At Sebaly, Shillito and Dyer—a Dayton, Ohio, law firm that moved to a SAN because its data storage needs grew by more than 400 percent in the last nine months—the training has been a chief focus.


"We have plenty of expansion capability," says information systems manager Brian Clayton. "Our only real limitation now is education. We are taking courses on managing the SAN and are learning to develop scripts to automate some of the management functions. But running a SAN does require additional training."


A company will want to do an analysis of anticipated Fibre versus IP SAN costs. To do that, it should take a hard look at current and future storage needs, the experts say. Based on that data, the company can create a cost model for probable SAN usage that takes into account the expense of the hardware, the software, training and management of the network.


Aggarwal notes that IP SANs will seem cheaper because they "fit right in with existing network infrastructure and knowledge, making the overall total cost of ownership significantly lower than that of Fibre Channel SANs."


But like Passmore, Aggarwal points to the app requirements as the deciding factor in selecting whether to move to a SAN and then to deciding whether to go with Fibre Channel or IP. To speed up database applications—such as accounting, customer relationship management and enterprise resource planning systems—Fibre Channel SANs are worth the extra expense, he says.


Opting for IP


But there are some apps that are tailor-made for IP SANs, Aggarwal adds. Many small businesses could improve the performance of their e-mail systems by using an IP SAN, he says.


"Our research shows that the key application for businesses with less than 100 employees is e-mail," he notes. Because e-mail doesn't demand the performance that transaction-oriented database apps do, "IP SANs can deliver the benefits of consolidated storage without the costs generally associated with Fibre Channel SANs."
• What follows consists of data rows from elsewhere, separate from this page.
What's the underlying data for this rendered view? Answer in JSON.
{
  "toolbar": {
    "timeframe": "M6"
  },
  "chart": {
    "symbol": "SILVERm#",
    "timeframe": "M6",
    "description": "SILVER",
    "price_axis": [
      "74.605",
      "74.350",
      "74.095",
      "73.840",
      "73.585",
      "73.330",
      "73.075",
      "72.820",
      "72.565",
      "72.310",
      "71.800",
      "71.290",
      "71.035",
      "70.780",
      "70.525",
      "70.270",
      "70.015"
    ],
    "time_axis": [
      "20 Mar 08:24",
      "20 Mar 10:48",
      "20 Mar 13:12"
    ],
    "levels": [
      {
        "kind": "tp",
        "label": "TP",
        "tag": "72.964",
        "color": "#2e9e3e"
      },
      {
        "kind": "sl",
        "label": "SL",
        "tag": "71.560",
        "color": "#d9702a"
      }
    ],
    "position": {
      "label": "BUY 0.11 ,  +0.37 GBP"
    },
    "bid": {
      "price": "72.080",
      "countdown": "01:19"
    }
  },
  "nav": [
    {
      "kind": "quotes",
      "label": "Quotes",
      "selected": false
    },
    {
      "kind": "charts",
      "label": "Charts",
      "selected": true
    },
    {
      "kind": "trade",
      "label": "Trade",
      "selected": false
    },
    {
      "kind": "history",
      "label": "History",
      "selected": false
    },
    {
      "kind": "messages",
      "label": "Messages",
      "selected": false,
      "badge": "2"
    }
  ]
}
Both Aggarwal and Passmore note that small businesses should keep one other thing in mind when weighing a possible move to SAN: the future. Regardless of the type of connection technology, implementing a SAN can position a company's network for comparatively easy expansion, they say. So when looking at SANs—whether Fibre Channel or IP—businesses should take into account the likely long-term scalability and redundancy needs of their computing environment.



CEO takeaway
A SAN sounds good in theory—especially its ability to provide data redundancy. But unless you've got more than six servers supporting your network, don't even consider one because direct attached storage will still offer a better ROI.
Complexity of apps usually is a central driver in shifting to a SAN. If you have simple processing but loads of it, consider the possibility of an IP SAN, which won't be as pricey as its Fibre counterpart but will boost real-time data access.
When weighing a storage investment strategy, be sure to calculate expected network and data growth. If a data boom is likely in the near long term, a migration to a SAN might pay off relatively quickly.
As you run the ROI numbers, be sure to factor in training and software costs to avoid any ugly surprises after implementation.